The Scientific Challenge
One of the biggest issues in data sharing is a cultural one. Current research paradigm does not necessarily consider data sharing and curation as a part of normal scientific process. Teaching this as a part of normal course work is the way to get the message across to new scientists, thus creating possibility of new generation of scientists who do not need to be taught and forced to publish their data – no more than they are to publish their results. Taking data publication as a normal part of course work is the key. The data publication should however be realistic, easy and flexible. The system should be similar which are used in long-tail of the research data applications and the overall system should also serve the overall course work. For this reason, the system should be capable of authentication, team work, controlled evaluation and to be completely citable. The annual number of students in the initial phase is less than hundred and the data amounts are small.
Who benefits and how?
One of the biggest issues in data sharing problematics is the research culture, where data sharing is not considered as a part of normal activity. Teaching this as a part of normal course work is the way to get the message through to new scientists.

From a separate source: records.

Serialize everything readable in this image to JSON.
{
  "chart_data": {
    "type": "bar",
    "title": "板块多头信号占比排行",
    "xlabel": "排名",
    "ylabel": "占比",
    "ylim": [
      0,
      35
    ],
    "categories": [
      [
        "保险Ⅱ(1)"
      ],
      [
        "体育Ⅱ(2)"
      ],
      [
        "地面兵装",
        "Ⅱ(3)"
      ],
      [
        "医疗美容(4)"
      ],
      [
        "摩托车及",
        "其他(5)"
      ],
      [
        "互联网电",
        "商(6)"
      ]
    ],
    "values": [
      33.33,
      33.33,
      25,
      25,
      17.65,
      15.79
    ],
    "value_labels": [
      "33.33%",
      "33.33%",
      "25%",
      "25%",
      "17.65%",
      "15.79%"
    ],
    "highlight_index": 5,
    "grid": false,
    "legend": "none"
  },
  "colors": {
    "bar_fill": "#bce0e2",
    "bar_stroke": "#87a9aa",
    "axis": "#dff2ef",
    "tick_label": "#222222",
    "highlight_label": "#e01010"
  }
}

As for what regards B2SHARE, work has been carried out towards the B2Share 2.0-version, which is expected to be the improvement from the B2SHARE 1.x. We currently have demo-site up (and working with the scripts for migrating old data to the new system).

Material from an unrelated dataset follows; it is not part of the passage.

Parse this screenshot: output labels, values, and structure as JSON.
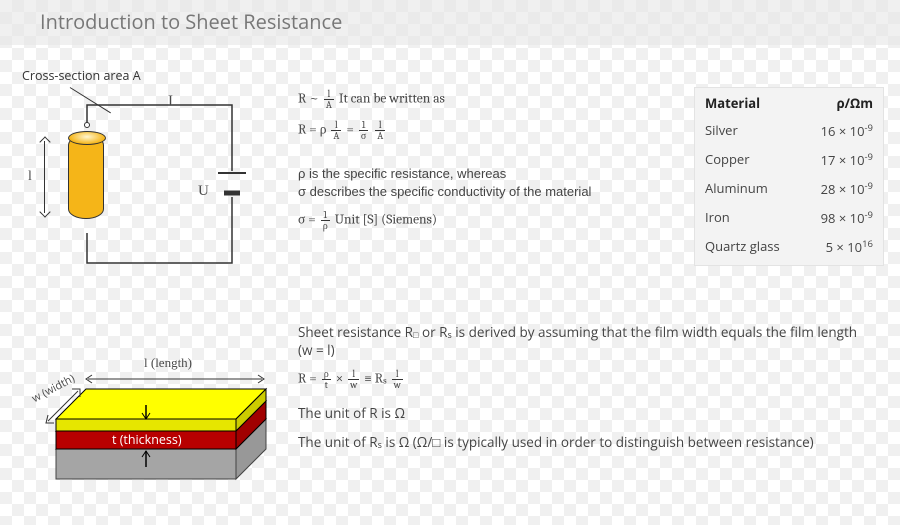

It was originally planned to use the B2SHARE 2.0 for Helsinki University piloting, so in that sense there has been progress (although finishing the second version has taken slightly longer than expected). B2DROP is planned to be used as the initial data storage system, and a specific implementation B2DROP Finland has been installed to CSC. Authorization and student grouping in B2ACCESS are being evaluated for technical requirements and practical implementation.
The initial requirements were collected from the teachers, University technical staff and selected students. The planning meetings included these stakeholders and the technical implementation team from CSC. Combination of B2DROP and B2SHARE were selected as the main technological base of the use case, with B2ACCESS providing authorization routines if needed. Key issues were identified, particularly the need of specific B2SHARE metadata for the course use, and need of group authorization, with different levels of access. The authorization changes were seen as important, as they provide course teachers and assistants access to the student results, and to make it possible for the students to submit and access their datasets as a group.
The first draft of template is available at the B2SHARE training site, and it is intended to be used by the first test versions of the repository when the course starts. Forward testing with the demo-site is continuing, to get look-and-feel of that version, the plan is then to continue with the production version when it is ready.